Snodgrass, who was 57 when he died June 16 at his home in Collinsville, was well-known and loved in the emergency medical service field. Even after he lost a leg in a motorcycle accident four years ago, he fought through it. He had to stop working at Abbott Ambulance Service, but he never stopped loving the job.
Snodgrass’ passion for his work transferred over to those he taught, as well. He didn’t panic during tough calls, and as a supervisor for young paramedics, he knew how to keep them cool and collected during the early stages of their careers.

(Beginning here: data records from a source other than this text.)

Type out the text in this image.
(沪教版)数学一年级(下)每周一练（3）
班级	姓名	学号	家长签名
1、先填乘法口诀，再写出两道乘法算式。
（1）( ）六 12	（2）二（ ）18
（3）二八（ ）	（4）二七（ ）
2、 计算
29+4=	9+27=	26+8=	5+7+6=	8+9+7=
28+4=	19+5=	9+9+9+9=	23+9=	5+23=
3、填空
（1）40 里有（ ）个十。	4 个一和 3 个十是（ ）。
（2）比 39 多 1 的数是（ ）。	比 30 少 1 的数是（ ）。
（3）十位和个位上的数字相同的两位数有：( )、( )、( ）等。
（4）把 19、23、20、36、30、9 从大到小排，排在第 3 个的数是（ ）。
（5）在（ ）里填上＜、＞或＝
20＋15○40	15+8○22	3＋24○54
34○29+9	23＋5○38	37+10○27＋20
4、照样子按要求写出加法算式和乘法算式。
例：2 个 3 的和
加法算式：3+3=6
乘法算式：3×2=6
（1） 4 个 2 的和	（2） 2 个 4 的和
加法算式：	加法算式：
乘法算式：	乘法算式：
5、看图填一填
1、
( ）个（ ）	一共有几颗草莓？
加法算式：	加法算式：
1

He was Angie Heider’s favorite supervisor as she made her way through school. He had a way, she said, of teaching students without them knowing they were being taught.

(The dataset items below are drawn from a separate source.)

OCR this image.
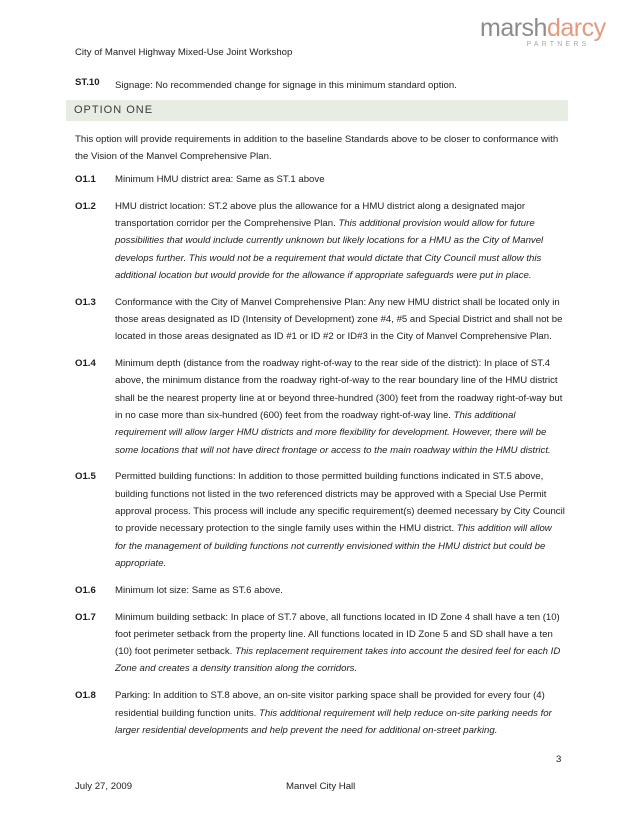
marshdarcy
PARTNERS
City of Manvel Highway Mixed-Use Joint Workshop
ST.10	Signage: No recommended change for signage in this minimum standard option.
OPTION ONE
This option will provide requirements in addition to the baseline Standards above to be closer to conformance with the Vision of the Manvel Comprehensive Plan.
O1.1	Minimum HMU district area: Same as ST.1 above
O1.2	HMU district location: ST.2 above plus the allowance for a HMU district along a designated major transportation corridor per the Comprehensive Plan. This additional provision would allow for future possibilities that would include currently unknown but likely locations for a HMU as the City of Manvel develops further. This would not be a requirement that would dictate that City Council must allow this additional location but would provide for the allowance if appropriate safeguards were put in place.
O1.3	Conformance with the City of Manvel Comprehensive Plan: Any new HMU district shall be located only in those areas designated as ID (Intensity of Development) zone #4, #5 and Special District and shall not be located in those areas designated as ID #1 or ID #2 or ID#3 in the City of Manvel Comprehensive Plan.
O1.4	Minimum depth (distance from the roadway right-of-way to the rear side of the district): In place of ST.4 above, the minimum distance from the roadway right-of-way to the rear boundary line of the HMU district shall be the nearest property line at or beyond three-hundred (300) feet from the roadway right-of-way but in no case more than six-hundred (600) feet from the roadway right-of-way line. This additional requirement will allow larger HMU districts and more flexibility for development. However, there will be some locations that will not have direct frontage or access to the main roadway within the HMU district.
O1.5	Permitted building functions: In addition to those permitted building functions indicated in ST.5 above, building functions not listed in the two referenced districts may be approved with a Special Use Permit approval process. This process will include any specific requirement(s) deemed necessary by City Council to provide necessary protection to the single family uses within the HMU district. This addition will allow for the management of building functions not currently envisioned within the HMU district but could be appropriate.
O1.6	Minimum lot size: Same as ST.6 above.
O1.7	Minimum building setback: In place of ST.7 above, all functions located in ID Zone 4 shall have a ten (10) foot perimeter setback from the property line. All functions located in ID Zone 5 and SD shall have a ten (10) foot perimeter setback. This replacement requirement takes into account the desired feel for each ID Zone and creates a density transition along the corridors.
O1.8	Parking: In addition to ST.8 above, an on-site visitor parking space shall be provided for every four (4) residential building function units. This additional requirement will help reduce on-site parking needs for larger residential developments and help prevent the need for additional on-street parking.
3
July 27, 2009	Manvel City Hall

“When we had stressful calls, sometimes you can’t regroup, and Terry had a way of making it so much easier for you,” Heider said. “He never got stressed out or overwhelmed on a call, and he knew how to teach without you being stressed.”
She added, “He’s going to truly be missed. The EMS community is in complete mourning over this.”
When we had stressful calls, sometimes you can’t regroup, and Terry had a way of making it so much easier for you. He never got stressed out or overwhelmed on a call, and he knew how to teach without you being stressed.
And for those he worked with, no matter their experience, his confidence and skill at the job shone through. Frank Cantone, one of Snodgrass’s former partners at Abbot Ambulance Services, said during bad storms in the area in 2006, Snodgrass kept him calm out on the truck, even as reports of tornadoes touching down came through the scanners.
“He said ‘No, don’t worry, we’ll be safe,’” Cantone said. “I’ll never forget that day because I was scared, but Terry wasn’t, and his confidence that he had — not only with patients he took care of, but with his partners — it made me feel comfortable and made me feel safe.”
When Cantone found out Snodgrass had died, he said it “tore a huge part of me out.” Of Cantone’s 20 years spent in EMS, Snodgrass was one of the few partners he remembered.
“Pretty good is an understatement,” he said. “This guy was an awesome medic. He was top of the line.”